Prospects for weighing neutrinos in interacting dark energy models using joint observations of gravitational waves and γ-ray bursts
- Received Date: 2024-05-10
- Available Online: 2024-09-15
Abstract: Cosmological observations can be used to weigh neutrinos, but this method is model-dependent, with results relying on the cosmological model considered. If we consider interactions between dark energy and dark matter, the neutrino mass constraints differ from those derived under the standard model. On the contrary, gravitational wave (GW) standard siren observations can measure absolute cosmological distances, helping to break parameter degeneracies inherent in traditional cosmological observations, thereby improving constraints on neutrino mass. This paper examines the constraints on neutrino mass within interacting dark energy (IDE) models and explores how future GW standard siren observations could enhance these results. For multi-messenger GW observations, we consider the joint observations of binary neutron star mergers by third-generation ground-based GW detectors and short γ-ray burst observations by missions similar to the THESEUS satellite project.
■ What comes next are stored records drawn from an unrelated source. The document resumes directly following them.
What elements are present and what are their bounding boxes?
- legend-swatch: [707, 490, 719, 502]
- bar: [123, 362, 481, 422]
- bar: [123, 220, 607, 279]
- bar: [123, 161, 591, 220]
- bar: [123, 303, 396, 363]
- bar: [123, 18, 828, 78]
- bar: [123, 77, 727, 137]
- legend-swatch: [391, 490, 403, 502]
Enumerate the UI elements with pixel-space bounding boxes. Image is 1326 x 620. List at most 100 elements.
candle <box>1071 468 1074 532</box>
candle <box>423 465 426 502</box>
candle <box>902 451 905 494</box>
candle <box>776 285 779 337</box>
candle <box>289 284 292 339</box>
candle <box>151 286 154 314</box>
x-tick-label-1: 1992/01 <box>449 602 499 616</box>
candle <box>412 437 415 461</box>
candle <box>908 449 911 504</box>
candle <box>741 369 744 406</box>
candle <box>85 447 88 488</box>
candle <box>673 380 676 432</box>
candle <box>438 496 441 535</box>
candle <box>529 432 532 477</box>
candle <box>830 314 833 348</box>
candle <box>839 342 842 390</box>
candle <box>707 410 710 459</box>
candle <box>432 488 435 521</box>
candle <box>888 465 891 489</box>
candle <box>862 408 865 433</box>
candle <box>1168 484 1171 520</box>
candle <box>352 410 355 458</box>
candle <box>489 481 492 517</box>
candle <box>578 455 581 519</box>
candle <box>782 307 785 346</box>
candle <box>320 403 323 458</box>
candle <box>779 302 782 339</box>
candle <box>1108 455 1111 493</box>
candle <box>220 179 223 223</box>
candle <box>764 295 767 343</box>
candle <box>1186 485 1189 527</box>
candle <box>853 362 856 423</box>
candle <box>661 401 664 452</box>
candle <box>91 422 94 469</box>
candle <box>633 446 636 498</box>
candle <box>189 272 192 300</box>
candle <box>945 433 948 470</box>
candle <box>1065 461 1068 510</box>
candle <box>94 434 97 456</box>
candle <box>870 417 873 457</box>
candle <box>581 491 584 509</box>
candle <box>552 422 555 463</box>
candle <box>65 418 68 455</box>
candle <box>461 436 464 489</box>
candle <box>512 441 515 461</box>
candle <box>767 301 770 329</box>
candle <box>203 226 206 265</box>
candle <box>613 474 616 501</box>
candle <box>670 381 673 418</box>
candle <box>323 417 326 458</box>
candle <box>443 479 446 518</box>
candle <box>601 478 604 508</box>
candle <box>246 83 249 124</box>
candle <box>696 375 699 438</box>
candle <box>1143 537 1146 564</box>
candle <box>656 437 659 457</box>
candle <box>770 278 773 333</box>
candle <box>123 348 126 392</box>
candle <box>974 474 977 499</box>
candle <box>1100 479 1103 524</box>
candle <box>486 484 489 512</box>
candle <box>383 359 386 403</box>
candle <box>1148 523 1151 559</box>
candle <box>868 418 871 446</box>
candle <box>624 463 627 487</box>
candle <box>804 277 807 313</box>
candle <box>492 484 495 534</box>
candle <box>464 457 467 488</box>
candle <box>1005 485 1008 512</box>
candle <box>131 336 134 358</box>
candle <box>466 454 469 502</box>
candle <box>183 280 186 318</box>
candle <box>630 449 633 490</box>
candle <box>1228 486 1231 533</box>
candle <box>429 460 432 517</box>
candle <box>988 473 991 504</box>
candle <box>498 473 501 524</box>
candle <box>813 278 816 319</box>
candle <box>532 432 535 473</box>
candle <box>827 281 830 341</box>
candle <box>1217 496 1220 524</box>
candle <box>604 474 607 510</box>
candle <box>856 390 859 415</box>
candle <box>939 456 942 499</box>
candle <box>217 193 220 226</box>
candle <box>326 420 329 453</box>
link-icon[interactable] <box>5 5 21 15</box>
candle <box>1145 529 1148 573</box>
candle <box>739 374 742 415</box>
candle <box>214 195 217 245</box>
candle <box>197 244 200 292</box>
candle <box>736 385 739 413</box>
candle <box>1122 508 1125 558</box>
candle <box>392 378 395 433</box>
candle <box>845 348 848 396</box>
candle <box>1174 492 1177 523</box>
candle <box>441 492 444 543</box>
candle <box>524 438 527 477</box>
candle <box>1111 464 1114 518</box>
Using current cosmological observations (CMB+BAO+SN), we obtain an upper limit on the neutrino mass in the IDE models of 0.15 (or 0.16) eV. With the inclusion of GW data, the upper limit on the neutrino mass improves to 0.14 eV. This indicates that in the context of IDE models, the improvement in neutrino mass constraints from GW observations is relatively limited. However, GW observations significantly enhance the constraints on other cosmological parameters, such as matter density parameter, the Hubble constant, and coupling strength between dark energy and dark matter.